Audio-band Coating Thermal Noise Measurement for Advanced LIGO with a Multi-mode Optical Resonator

TL;DR

This paper introduces a novel multi-mode optical resonator technique to directly measure coating thermal noise in high-precision optical instruments, specifically applied to Advanced LIGO's mirror coatings, achieving high sensitivity in the 30-400 Hz range.

Contribution

A new measurement method using a multi-mode resonator to directly assess coating thermal noise and loss angle in gravitational wave detector coatings.

Findings

Measured coating thermal noise at 10^-17 m/√Hz in 30-400 Hz range

Determined the loss angle of Advanced LIGO coating materials

Demonstrated high sensitivity of the multi-mode resonator technique

Abstract

In modern high precision optical instruments, such as in gravitational wave detectors or frequency references, thermally induced fluctuations in the reflective coatings can be a limiting noise source.
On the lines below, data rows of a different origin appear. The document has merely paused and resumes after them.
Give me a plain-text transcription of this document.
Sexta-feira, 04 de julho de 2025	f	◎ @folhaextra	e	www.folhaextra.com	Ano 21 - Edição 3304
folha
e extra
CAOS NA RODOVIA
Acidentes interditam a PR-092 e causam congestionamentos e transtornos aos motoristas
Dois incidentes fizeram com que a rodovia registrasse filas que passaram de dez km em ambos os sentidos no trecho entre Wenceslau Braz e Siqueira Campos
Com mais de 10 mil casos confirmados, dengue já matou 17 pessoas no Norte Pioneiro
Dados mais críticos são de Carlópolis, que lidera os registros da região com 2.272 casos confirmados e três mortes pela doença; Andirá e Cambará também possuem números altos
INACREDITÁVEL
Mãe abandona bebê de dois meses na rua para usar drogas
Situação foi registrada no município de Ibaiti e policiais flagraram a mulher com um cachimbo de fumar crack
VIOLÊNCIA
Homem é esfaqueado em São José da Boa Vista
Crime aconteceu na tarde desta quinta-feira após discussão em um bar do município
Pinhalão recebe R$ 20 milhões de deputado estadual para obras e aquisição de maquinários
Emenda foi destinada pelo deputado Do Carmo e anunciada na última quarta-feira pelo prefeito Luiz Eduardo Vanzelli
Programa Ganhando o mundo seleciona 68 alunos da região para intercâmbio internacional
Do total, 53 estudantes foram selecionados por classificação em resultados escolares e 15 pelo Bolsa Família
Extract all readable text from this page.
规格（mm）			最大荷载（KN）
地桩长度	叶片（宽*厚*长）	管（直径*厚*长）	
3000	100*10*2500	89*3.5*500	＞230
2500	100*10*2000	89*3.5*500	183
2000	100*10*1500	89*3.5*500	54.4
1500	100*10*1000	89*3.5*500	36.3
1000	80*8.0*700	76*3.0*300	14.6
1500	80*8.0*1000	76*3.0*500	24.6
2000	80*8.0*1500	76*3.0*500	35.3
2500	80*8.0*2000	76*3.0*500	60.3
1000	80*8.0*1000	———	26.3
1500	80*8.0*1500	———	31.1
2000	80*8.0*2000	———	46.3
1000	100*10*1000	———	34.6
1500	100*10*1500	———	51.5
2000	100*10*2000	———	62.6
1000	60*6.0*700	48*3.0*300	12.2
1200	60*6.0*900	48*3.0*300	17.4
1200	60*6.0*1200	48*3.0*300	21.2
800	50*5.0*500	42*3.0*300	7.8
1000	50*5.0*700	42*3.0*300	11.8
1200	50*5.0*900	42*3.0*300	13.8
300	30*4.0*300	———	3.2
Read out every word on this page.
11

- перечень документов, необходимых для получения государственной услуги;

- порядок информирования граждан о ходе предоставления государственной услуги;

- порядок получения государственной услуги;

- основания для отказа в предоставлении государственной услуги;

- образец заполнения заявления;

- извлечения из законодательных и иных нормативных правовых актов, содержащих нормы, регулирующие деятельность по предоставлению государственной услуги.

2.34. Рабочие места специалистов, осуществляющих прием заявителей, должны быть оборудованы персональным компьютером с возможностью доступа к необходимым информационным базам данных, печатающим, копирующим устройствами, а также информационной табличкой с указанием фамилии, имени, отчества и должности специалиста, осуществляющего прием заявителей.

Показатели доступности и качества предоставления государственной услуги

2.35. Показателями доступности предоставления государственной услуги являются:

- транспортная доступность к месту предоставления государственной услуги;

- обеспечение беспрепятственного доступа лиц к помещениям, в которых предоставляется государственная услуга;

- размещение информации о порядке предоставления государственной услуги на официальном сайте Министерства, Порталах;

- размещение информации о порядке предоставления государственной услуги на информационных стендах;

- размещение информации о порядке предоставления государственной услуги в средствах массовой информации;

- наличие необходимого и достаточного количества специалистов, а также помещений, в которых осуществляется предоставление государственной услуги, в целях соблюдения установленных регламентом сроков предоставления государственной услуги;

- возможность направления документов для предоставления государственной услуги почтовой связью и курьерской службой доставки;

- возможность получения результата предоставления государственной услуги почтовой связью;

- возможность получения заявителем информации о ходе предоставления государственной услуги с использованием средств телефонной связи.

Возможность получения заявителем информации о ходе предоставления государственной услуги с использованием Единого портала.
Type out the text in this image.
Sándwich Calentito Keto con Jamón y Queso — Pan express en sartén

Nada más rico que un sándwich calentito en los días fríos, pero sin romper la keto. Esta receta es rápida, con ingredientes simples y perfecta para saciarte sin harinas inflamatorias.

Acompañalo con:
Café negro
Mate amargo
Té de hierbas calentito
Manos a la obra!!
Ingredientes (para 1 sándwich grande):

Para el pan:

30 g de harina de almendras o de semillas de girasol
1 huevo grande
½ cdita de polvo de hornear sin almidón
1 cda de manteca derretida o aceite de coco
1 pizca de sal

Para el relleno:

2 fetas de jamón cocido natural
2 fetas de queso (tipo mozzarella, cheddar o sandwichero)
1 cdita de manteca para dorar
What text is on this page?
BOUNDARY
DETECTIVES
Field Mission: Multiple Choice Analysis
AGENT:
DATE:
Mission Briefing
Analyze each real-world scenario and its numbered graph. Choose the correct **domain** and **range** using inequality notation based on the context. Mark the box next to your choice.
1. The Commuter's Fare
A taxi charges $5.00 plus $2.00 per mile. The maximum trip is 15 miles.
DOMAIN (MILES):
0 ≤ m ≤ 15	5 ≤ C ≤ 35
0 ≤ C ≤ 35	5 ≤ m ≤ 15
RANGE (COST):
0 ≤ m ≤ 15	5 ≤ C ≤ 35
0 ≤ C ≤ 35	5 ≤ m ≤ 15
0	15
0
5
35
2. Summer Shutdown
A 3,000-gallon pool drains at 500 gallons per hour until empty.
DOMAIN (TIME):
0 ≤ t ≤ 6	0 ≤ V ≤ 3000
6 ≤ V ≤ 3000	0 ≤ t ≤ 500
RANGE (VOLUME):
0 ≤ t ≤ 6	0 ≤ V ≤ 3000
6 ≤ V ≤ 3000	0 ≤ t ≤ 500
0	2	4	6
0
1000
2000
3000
This noise, known as coating thermal noise, can be reduced by choosing materials with low mechanical loss. Examination of new materials becomes a necessity in order to further minimize the coating thermal noise and thus improve sensitivity of next generation instruments. We present a novel approach to directly measure coating thermal noise using a high finesse folded cavity in which multiple Hermite-Gaussian modes co-resonate. This method is used to probe surface fluctuations on the order 10^-17 m\rtHz in the frequency range 30-400 Hz. We applied this technique to measure thermal noise and loss angle of the coating used in Advanced LIGO.